Now,  it is right to have regret about past actions, when we have been in the wrong or hurt others. But it is also good to distinguish between the emotions connected to an event in the past and the way they influence our sense of self in the present – producing self-judgements which are experienced now as lack of self-esteem or worthlessness. We tend to place great importance on some experiences, thus making someone or something from the past responsible for our present life. So it is good to let go of some of the solidity we put into thoughts and emotions from the past, and see them as energies that arise and can pass away. In other words, we can stop getting lost in what happened  and simply learn to observe the effects in this present moment. As Charlotte Joko Beck reminds us in Everyday Zen , there is a big difference between saying “He (or she) really let me down” and “Having a thought that he (or she) really let me down“.

If we stay with the first way of seeing things, we allow situations harden and define us. We attach some of our  identity to them  – and the narrative that accompanies them – and become stuck. If we work with the second way of seeing things, we remain fluid and soft, and let go more easily. We have more energy and space to see each new moment freshly. We are here, now, not trapped in our story. It stops us wasting time in this short life on regrets and opens us up to the fulness of life as it is available to us.
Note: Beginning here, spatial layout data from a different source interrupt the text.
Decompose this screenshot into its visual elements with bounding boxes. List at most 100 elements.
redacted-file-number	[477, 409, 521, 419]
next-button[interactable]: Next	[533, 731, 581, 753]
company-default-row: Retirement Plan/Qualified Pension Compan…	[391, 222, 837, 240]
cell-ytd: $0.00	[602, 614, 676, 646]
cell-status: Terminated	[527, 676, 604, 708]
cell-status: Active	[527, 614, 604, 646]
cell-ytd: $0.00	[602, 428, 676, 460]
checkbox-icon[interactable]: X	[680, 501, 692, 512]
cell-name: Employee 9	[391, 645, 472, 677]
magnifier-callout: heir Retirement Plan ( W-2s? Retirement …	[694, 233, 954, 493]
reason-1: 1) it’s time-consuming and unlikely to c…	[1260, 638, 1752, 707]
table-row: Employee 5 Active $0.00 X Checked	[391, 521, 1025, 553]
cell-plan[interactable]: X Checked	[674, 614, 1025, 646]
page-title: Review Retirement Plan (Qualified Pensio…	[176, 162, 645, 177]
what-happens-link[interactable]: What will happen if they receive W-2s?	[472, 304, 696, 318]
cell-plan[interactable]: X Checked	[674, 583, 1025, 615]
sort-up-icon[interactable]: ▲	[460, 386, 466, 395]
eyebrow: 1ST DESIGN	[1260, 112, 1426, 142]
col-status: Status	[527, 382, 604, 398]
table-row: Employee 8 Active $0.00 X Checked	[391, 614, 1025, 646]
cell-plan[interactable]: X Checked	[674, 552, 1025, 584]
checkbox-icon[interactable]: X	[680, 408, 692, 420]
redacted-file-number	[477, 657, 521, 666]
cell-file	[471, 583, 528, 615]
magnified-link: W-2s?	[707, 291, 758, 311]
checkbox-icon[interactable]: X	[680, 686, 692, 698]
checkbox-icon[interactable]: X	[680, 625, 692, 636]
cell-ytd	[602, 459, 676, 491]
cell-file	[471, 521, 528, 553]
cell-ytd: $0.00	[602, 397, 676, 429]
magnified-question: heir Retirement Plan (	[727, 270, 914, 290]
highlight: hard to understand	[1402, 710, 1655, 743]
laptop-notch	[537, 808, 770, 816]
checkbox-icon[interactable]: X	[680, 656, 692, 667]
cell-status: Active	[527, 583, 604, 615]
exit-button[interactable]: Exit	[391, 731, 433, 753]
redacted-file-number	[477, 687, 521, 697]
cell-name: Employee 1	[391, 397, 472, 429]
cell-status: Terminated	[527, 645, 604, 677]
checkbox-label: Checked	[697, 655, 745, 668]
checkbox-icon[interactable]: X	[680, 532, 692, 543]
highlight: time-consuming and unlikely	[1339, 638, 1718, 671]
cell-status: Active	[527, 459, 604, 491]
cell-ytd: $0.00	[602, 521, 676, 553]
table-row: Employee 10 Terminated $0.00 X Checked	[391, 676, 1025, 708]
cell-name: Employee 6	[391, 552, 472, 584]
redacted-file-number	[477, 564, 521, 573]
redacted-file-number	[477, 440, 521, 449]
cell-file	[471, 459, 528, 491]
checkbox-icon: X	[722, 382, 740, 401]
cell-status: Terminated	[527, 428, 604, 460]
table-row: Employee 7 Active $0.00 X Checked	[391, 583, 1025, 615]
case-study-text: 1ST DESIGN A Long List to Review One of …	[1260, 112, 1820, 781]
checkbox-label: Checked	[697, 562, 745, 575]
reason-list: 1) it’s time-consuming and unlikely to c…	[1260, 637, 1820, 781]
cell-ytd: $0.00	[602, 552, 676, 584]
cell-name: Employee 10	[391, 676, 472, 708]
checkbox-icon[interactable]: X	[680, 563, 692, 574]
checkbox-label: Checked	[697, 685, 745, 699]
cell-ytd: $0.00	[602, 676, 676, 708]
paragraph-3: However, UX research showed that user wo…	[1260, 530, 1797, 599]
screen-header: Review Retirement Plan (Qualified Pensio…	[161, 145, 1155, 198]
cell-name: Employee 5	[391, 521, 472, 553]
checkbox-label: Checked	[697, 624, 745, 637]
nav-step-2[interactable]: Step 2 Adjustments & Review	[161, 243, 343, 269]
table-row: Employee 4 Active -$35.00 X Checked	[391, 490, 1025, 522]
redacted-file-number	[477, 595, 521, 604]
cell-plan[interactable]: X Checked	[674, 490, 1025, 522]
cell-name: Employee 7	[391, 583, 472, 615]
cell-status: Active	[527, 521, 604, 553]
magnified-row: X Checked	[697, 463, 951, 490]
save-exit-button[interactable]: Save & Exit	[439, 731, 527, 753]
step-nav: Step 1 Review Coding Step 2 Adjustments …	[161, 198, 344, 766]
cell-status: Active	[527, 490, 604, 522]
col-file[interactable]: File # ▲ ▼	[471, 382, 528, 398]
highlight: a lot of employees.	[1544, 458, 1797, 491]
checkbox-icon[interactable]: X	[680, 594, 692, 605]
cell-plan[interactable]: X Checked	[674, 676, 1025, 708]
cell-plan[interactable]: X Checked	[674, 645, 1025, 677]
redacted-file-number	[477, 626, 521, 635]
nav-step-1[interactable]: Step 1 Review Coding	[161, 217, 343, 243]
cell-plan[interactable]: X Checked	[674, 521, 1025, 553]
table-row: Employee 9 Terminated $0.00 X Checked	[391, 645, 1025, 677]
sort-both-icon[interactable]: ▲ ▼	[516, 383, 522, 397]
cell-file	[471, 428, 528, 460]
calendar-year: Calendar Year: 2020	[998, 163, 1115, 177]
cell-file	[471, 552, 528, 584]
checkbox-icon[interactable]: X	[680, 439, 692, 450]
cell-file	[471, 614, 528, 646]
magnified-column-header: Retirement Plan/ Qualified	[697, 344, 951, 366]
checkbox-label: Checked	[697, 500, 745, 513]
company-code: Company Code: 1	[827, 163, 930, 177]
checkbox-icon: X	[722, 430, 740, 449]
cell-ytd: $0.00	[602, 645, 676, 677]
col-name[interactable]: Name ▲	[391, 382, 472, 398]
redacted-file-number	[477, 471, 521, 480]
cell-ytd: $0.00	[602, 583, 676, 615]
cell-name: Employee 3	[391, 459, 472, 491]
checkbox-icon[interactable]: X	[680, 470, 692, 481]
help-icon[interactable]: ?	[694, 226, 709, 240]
Another factor we cultivate in the transformative process of meditation is attention to this very moment. We make the choice, moment by moment, to be fully here. Attending to our present-moment mind and body is a way of being tender toward self, toward other, and toward the world. This quality of attention is inherent in our ability to love. Coming back to the present moment takes some effort but the effort is very light. The instruction is to “touch and go.” We touch thoughts by acknowledging them as thinking and then we let them go. It’s a way of relaxing our struggle, like touching a bubble with a feather.

Pema Chodron

The child’s energy

We need to rediscover the energy that was in us as a child, before we got caught up in our roles and masks. This freedom,  that comes from deep within, is needed to cross the obstacles that face us and overcome the limitations which our fears impose upon us.  We sometimes have to dare to reach out. If not, we stay trapped where we are, divided,  unable to reach beyond the hurt or the problem we find ourselves in.

As once the winged energy of delight
carried you over childhood’s dark abysses,
now beyond your own life build the great
arch of unimagined bridges.

Rilke

Looking outward

Each time we reach out with joy, each time we cast our view towards distances that have not yet been touched, we transform not only this the present moment and the one following but also alter the past within us, weave it into the pattern of our existence, and dissolve the foreign body of pain whose exact composition we ultimately do not know. Just as we do not know how much vital energy this foreign body, once it has been thus dissolved, might impart to our bloodstream!

Rilke

The sea

Went for a beautiful walk yesterday along the long golden strand at Portmarnock. Looking out at the sea to the islands and the horizon in the afternoon sun. The movement of the waves bathed in sunshine, their energy, and the force of the wind, was not as impressive as the unbounded vastness of the sea. It is greater than me and my story. We are held and contained by our experience. Life teaches us. We do not need to be afraid. We just need to let go.

There are no footprints on the sea
and no road-signs, not a single
guard-stone or post, and no
bends, only paths of light and dark
from which to choose, the choice is always
a difficult navigation
and the storm’s wingspan immeasurable
as the depths and the horizon, but
the sea holds you in its mighty hand
your life is a sea-blue tale
of love and death.

Åse-Marie Nesse

Growth

There came a time when the risk to remain tight in the bud

was more painful than the risk it took to blossom.